On March 20, 2002, Corella went to Soberanes’ house with another photo lineup that included Chairez’s photograph, but not one of Barajas. Corella did not include Barajas’ photograph and eliminated Barajas as a suspect because he was “too old,” although Barajas fell within the age range given by Soberanes. Soberanes picked Chairez’s photograph, but noted that the perpetrator was thinner than Chairez. Soberanes also identified Chairez in court. However, Soberanes stated Chairez looked a little younger then the person he remembered at the door.
Ibarra was in a coma for about 10 days and remained in the hospital for four weeks. On March 2, 2002, Ibarra selected Chairez’s photograph as the perpetrator from a photo lineup that Corella showed him at the hospital. This photo lineup also did not include Barajas’s picture. Ibarra also identified Chairez in court.
On April 10, 2009, Barajas called CIP to speak to the student on the case. The student began the conversation by asking Barajas what he thought of his brother’s case. Barajas responded that “he didn’t do it.” The student asked Barajas if he knew who shot Ibarra. Barajas responded “I did it.

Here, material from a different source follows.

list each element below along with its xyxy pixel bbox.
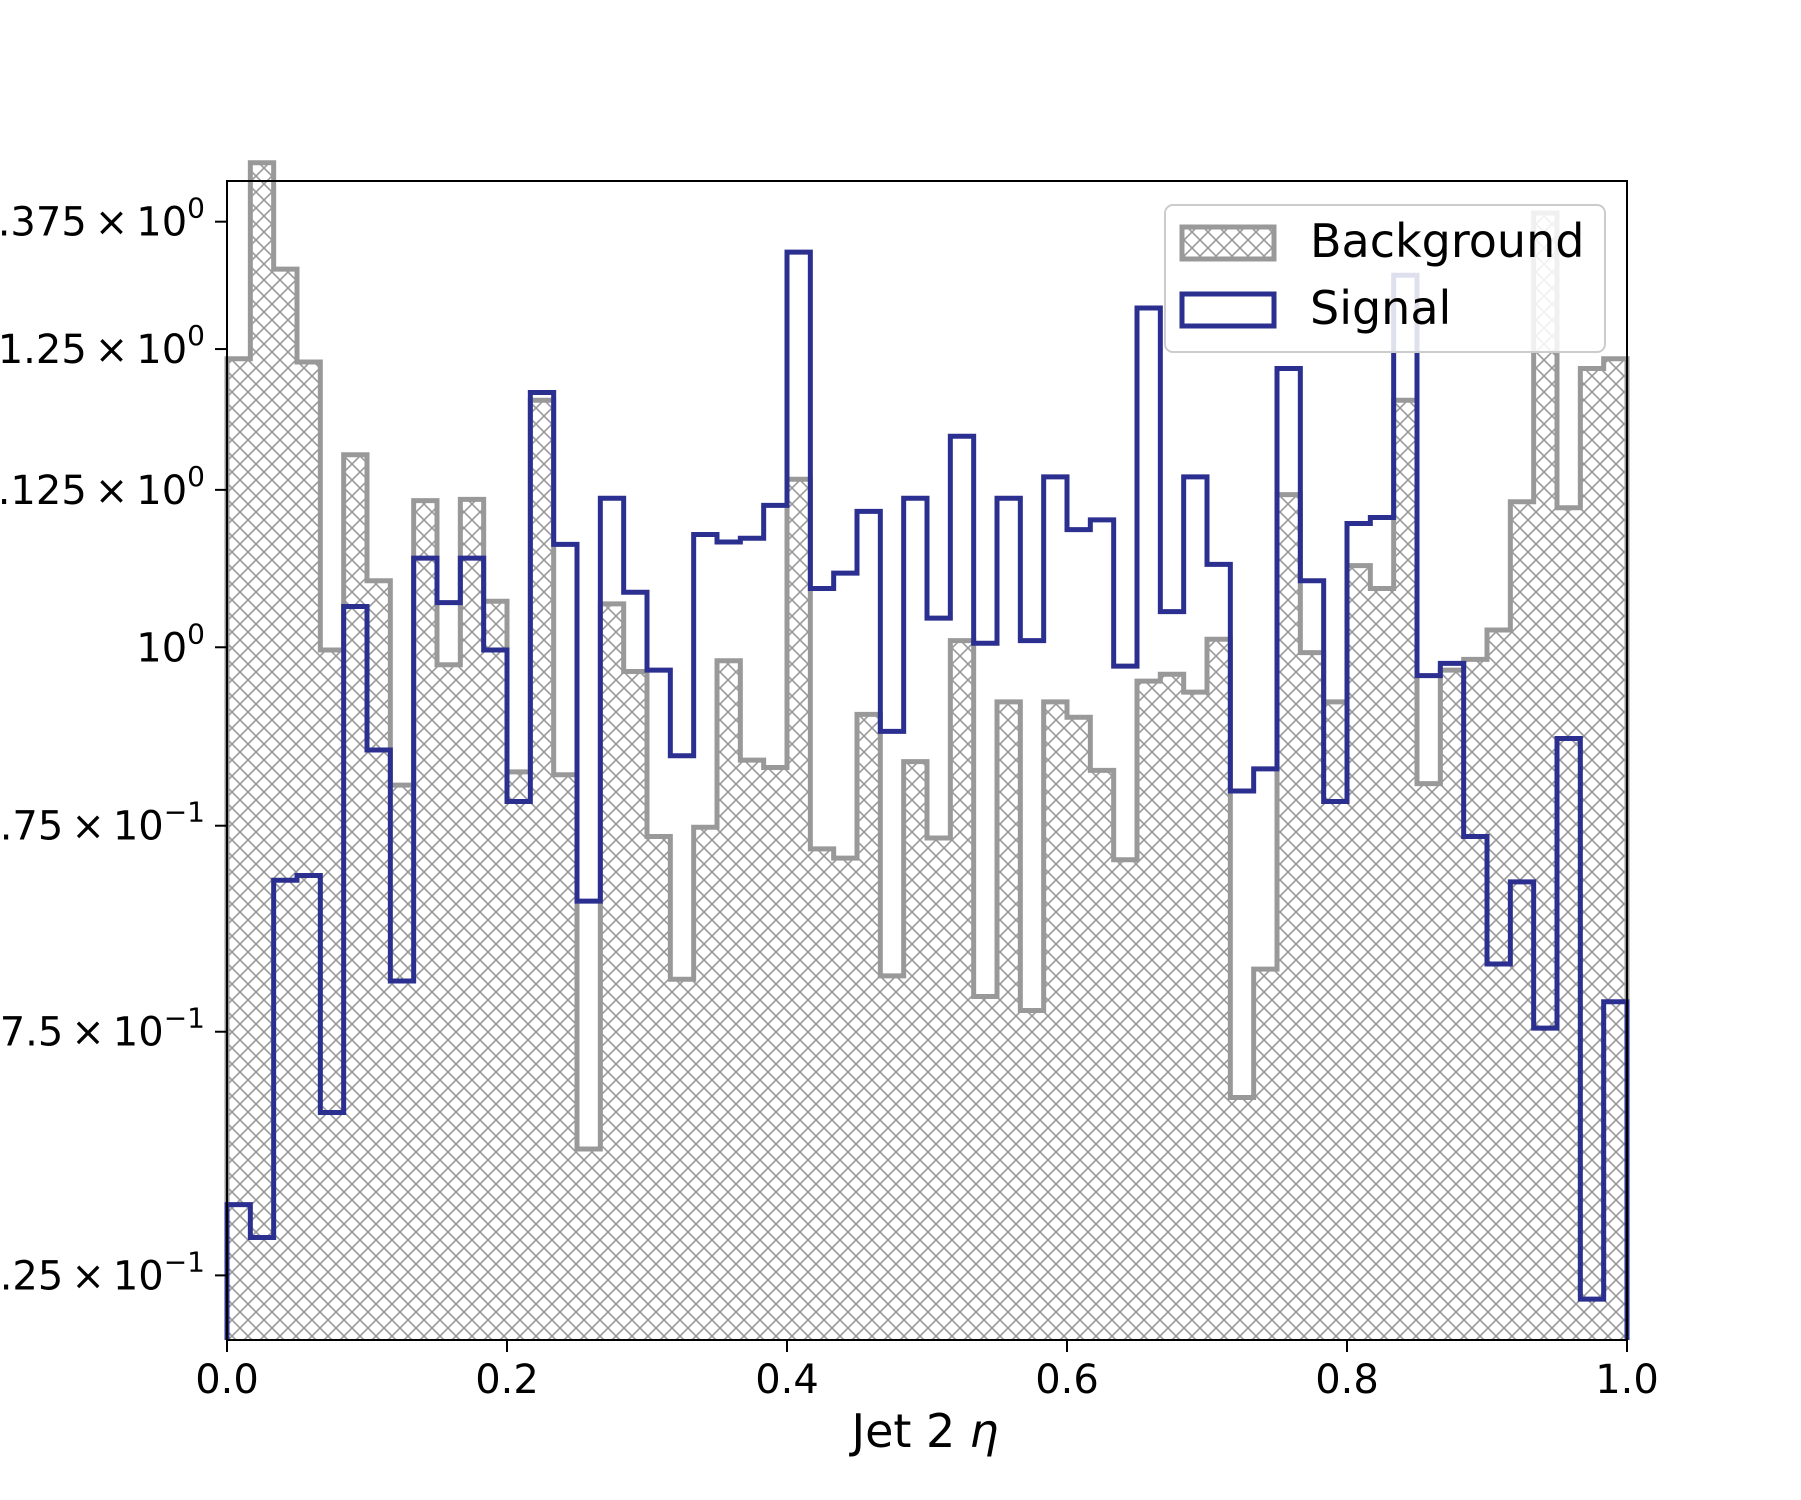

I was the one who shot him.” Barajas explained he did not come forward with this information earlier because Chairez’s case went to trial before Barajas’. Barajas believed that Chairez could possibly be found innocent; Barajas did not want to take the blame for shooting Ibarra if he had a chance to go free. Barajas told the student, “I thought I had a chance if I just didn’t say anything.”
Following the telephone conversation, Barajas put the information in writing. In a letter dated April 15, 2009, Barajas confessed to Ibarra’s attempted murder, including a detailed description of the shooting that mirrors Soberanes’ and Ibarra’s version of events, giving weight to the truth of Barajas’ confession.
Anthony Chairez’s case is one of misidentification. Chairez was identified as the shooter by both a witness and the victim. However, the real shooter, Enrique Barajas, recently confessed to committing the crime. Barajas is Chairez’s half-brother who, amidst his own legal troubles, was unwilling to come forward earlier because he did not want to implicate himself in any other crimes. Barajas and Chairez strongly resemble one another. Chairez still sits in prison for a crime he did not commit.
Chairez still sits in prison for a crime he did not commit. CIP is in the process of finalizing a petition for writ of habeas corpus on Chairez’s behalf. It is expected to be filed in the near future.
Thoughts? Obviously when you have a confession from another suspect, obviously there can be ulterior motive such as wanting to get their friend out. However, Barajas is the one who has something to lose by confessing. Not to mention, his explanation that he wanted to see if Chairez would be convicted first so he didn't have to take the blame seems very plausible to me. (If he knew Chairez didn't do it, he would have expected him to be found not guilty. Usually Prosecutors don't pursue a new suspect and just assume the defendant got away with it. Barajas would have been in the clear. An innocent man is accused but set free, Barajas isn't pursued any further. Win-win.) This should be an interesting Cass to see movement in since DNA doesn't seem to be at the forefront, but Judges unlike the public put much more stock in the law itself as opposed to a public jury.